Consider the rights and obligations of ADF ships' commanders taking part in OSB. Morrison said that decisions about turning back the boats would be 'operational decisions for those operationally in control of implementing the Government's policies ... These are decisions politicians would only be involved in where policy guidance is sought'.

To me, that last caveat sounds ominous. Can ADF ships' commanders be secure in the knowledge that their SOLAS obligations will never be compromised by inappropriate 'policy' guidance from shore, from the political or force commander level? Watching the minister's and force commander's demeanour in their first OSB briefing, I feel no such confidence. Are these men desperate to win, at whatever the cost to those who serve under them?

Will ADF ships' commanders have what they are supposed to have under law — decision-making autonomy in putting SOLAS legal obligations at the forefront of their operational decisions in attempted turnback operations? Do they know that their careers will not suffer if they properly put protection of human life at sea first?
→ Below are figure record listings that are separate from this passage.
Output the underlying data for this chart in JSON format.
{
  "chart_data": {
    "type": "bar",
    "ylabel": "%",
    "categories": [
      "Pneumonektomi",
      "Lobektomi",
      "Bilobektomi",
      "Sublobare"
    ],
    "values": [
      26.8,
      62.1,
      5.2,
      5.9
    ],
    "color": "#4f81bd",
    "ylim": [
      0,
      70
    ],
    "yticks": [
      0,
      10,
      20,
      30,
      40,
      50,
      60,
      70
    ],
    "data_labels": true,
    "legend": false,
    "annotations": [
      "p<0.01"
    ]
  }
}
Do we not need now — before turnback operations get seriously underway, because this will require Indonesian assent — to hear explicit general public assurances from the minister and force commander on these crucial professional questions? Or will this be evaded on the spurious argument that it will help the people smugglers?

I hope that these questions — crucial for the integrity of OSB and the protection of the ADF's professionalism — will be explored at the next media briefing. OSB must aspire to be a legally accountable, no deaths operation.